Pebworth was a fact-specific case, driven by the totality of the circumstances, in which the OCCA found that the defendant had abandoned the weapon, thereby severing any nexus between possession of the weapon and the underlying felony. Id. at 607. The OCCA rejected Mr. Brown's argument that his attorney was ineffective in failing to argue for Pebworth's application to the facts of this case. Responsible jurists could not disagree that the OCCA's determination does not represent an unreasonable application of federal law or an unreasonable application of the law to the facts. 28 U.S.C. § 2254(d). Mr. Brown has not shown his entitlement to a COA on this issue.
Finally, Mr. Brown contends that his appellate attorney should have argued that the affidavit for search warrant in his case was not adequately corroborated. The OCCA rejected this claim of ineffective assistance. The district court concluded that under the circumstances of this case, a challenge to the sufficiency of the warrant in the OCCA appeal would not have been successful. We agree. Mr. Brown has not shown his entitlement to a COA on this issue.
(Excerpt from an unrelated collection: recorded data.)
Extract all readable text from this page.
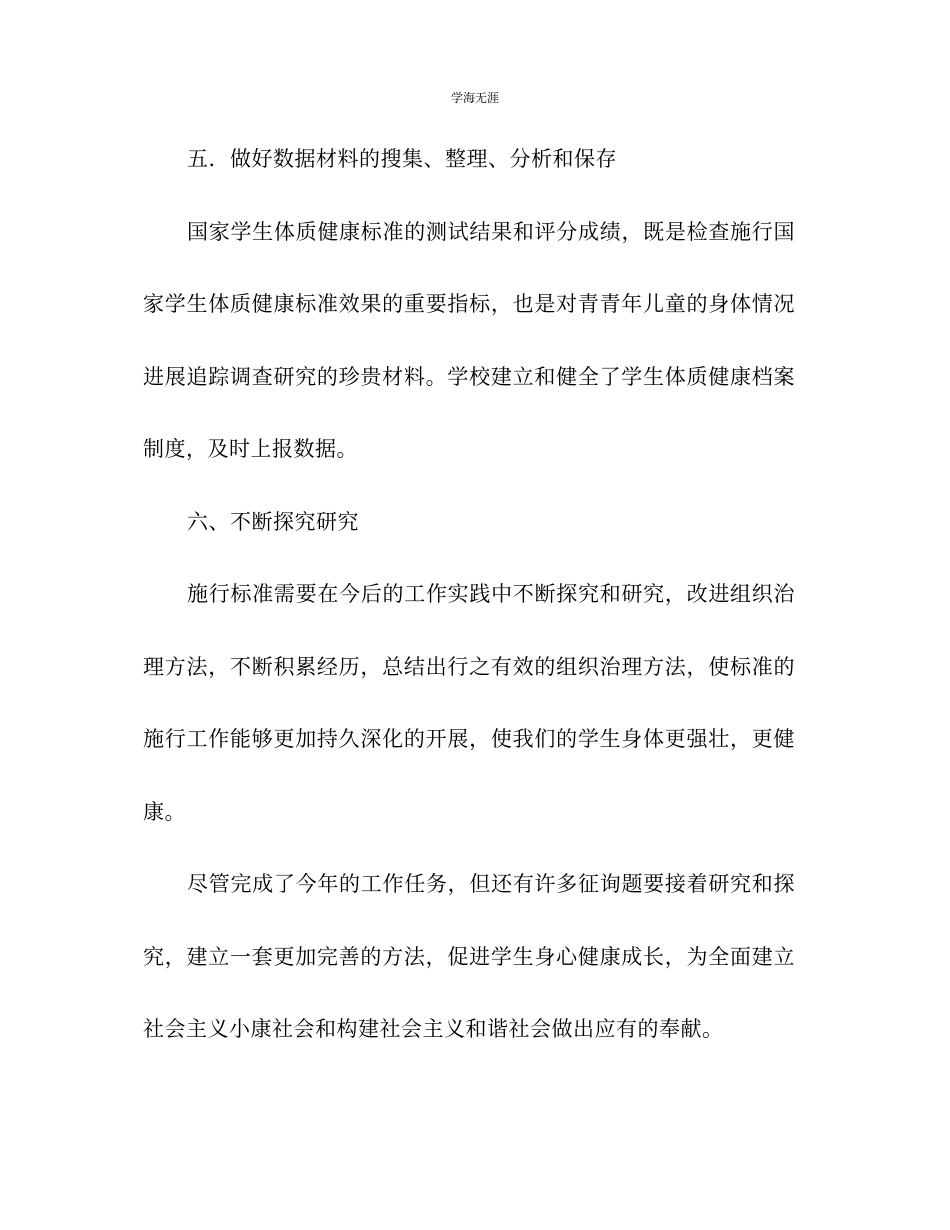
学海无涯

五．做好数据材料的搜集、整理、分析和保存

国家学生体质健康标准的测试结果和评分成绩，既是检查施行国家学生体质健康标准效果的重要指标，也是对青青年儿童的身体情况进展追踪调查研究的珍贵材料。学校建立和健全了学生体质健康档案制度，及时上报数据。

六、不断探究研究

施行标准需要在今后的工作实践中不断探究和研究，改进组织治理方法，不断积累经历，总结出行之有效的组织治理方法，使标准的施行工作能够更加持久深化的开展，使我们的学生身体更强壮，更健康。

尽管完成了今年的工作任务，但还有许多征询题要接着研究和探究，建立一套更加完善的方法，促进学生身心健康成长，为全面建立社会主义小康社会和构建社会主义和谐社会做出应有的奉献。
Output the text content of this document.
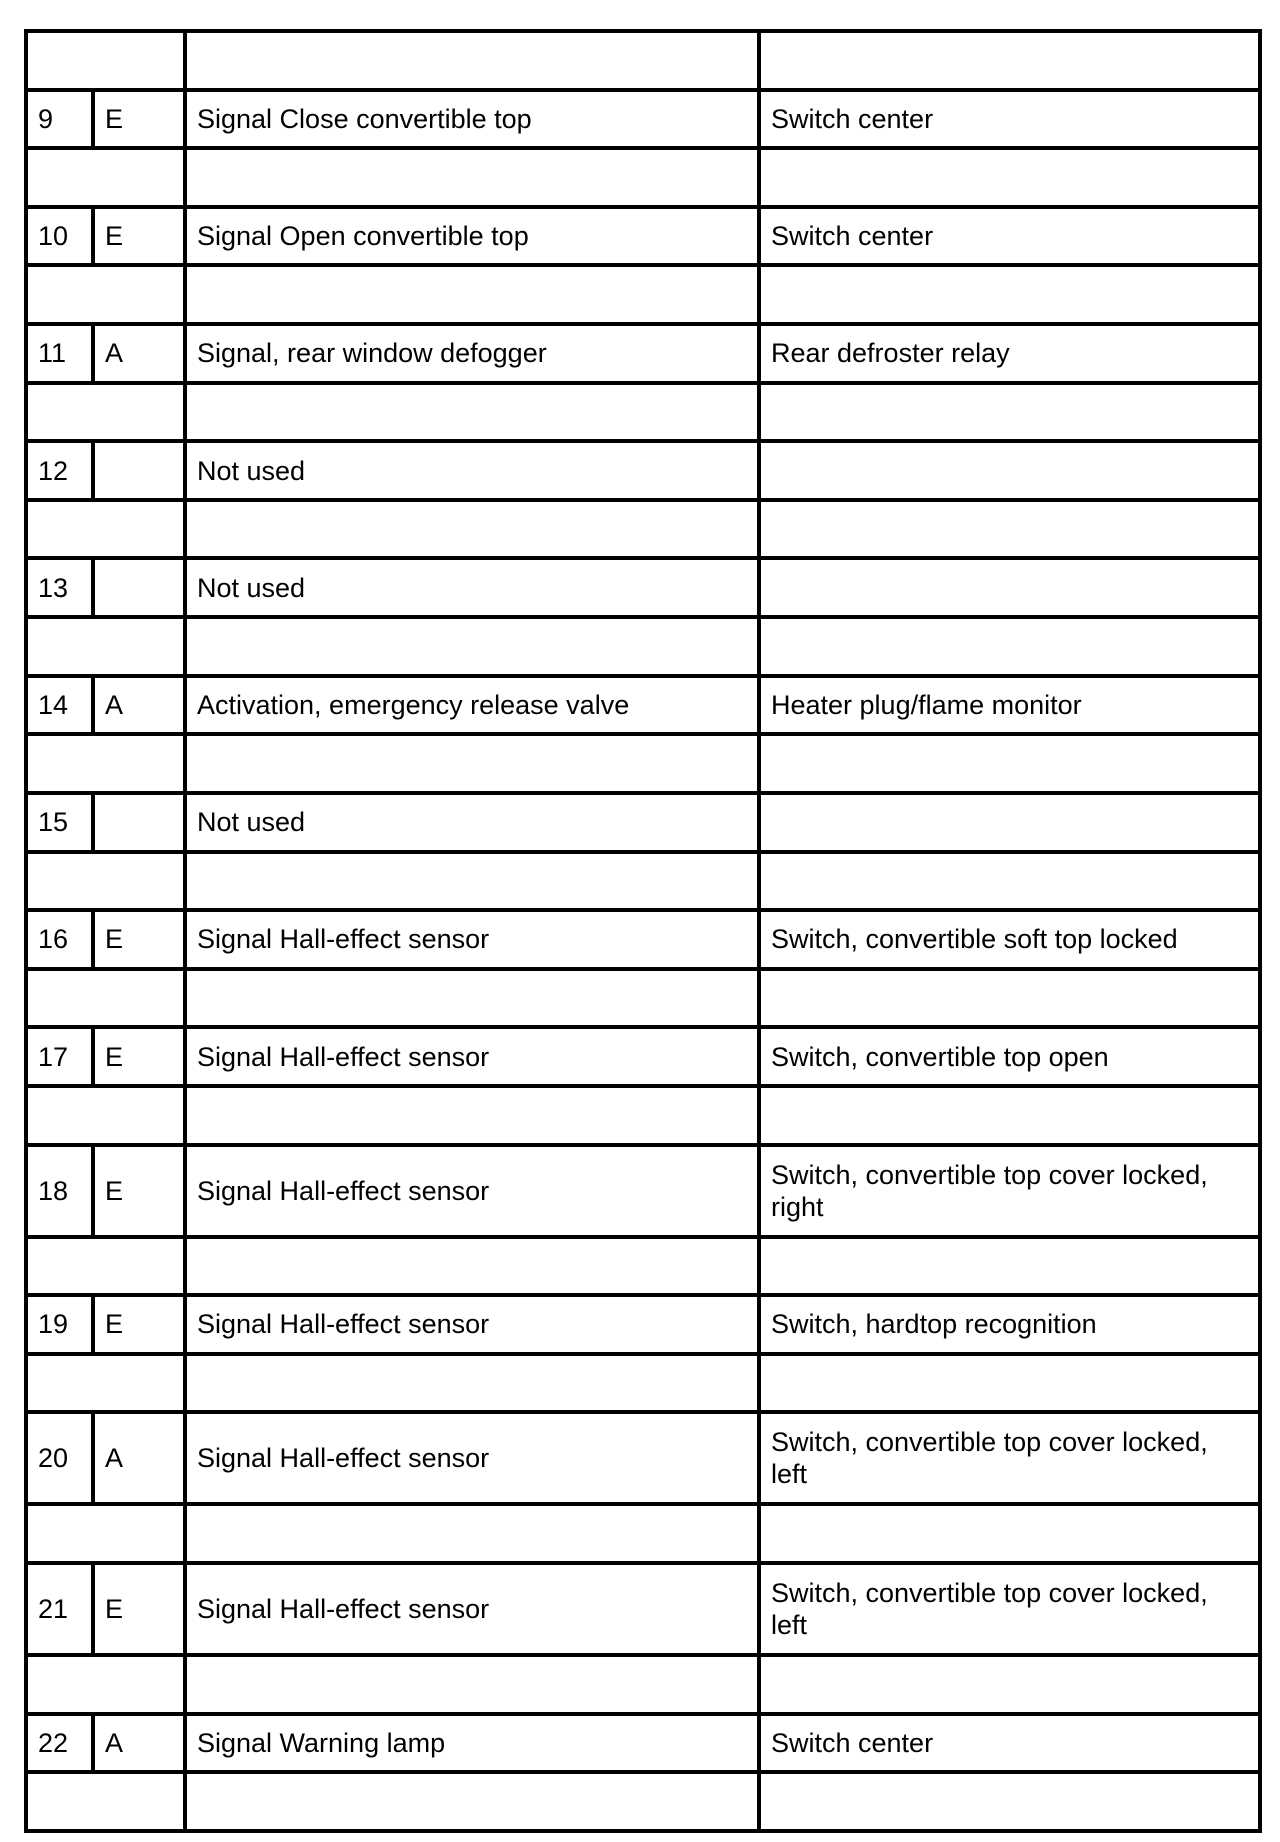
9	E	Signal Close convertible top	Switch center

10	E	Signal Open convertible top	Switch center

11	A	Signal, rear window defogger	Rear defroster relay

12		Not used	

13		Not used	

14	A	Activation, emergency release valve	Heater plug/flame monitor

15		Not used	

16	E	Signal Hall-effect sensor	Switch, convertible soft top locked

17	E	Signal Hall-effect sensor	Switch, convertible top open

18	E	Signal Hall-effect sensor	Switch, convertible top cover locked, right

19	E	Signal Hall-effect sensor	Switch, hardtop recognition

20	A	Signal Hall-effect sensor	Switch, convertible top cover locked, left

21	E	Signal Hall-effect sensor	Switch, convertible top cover locked, left

22	A	Signal Warning lamp	Switch center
This court DENIES Mr. Brown's request for a COA, and DISMISSES this appeal.
Entered for the Court
PATRICK FISHER, Clerk
By: /s/A.J. Schuler
*. These counts, charged in state case No. CRF-98-2, were tried at the same time as separate counts charged in state case No. CRF-98-269. Mr. Brown was also convicted on the counts charged in No. CRF-98-269. He filed a separate petition for habeas corpus as to those counts, which the district court denied. We denied a COA to appeal from the district court's denial of his previous habeas petition. Brown v. Workman, No. 02-6041, 49 Fed. Appx. 269 (10th Cir. 2002), petition for cert. filed (U.S. Feb. 4, 2003) (No. 02-9232).
2. The OCCA's decision on Mr. Brown's application for post-conviction relief does not appear in the appellate record in this case. It does appear, however, as an attachment to the state's brief in a related case in this court, No. 02-6041, from where we obtained and reviewed it.
3. We also note that at closing argument, the state directed the jury to consider its first-stage verdict as evidence that the Count III possession elements had been satisfied, without objection from Mr. Brown. Trial Tr. Vol. I at 297.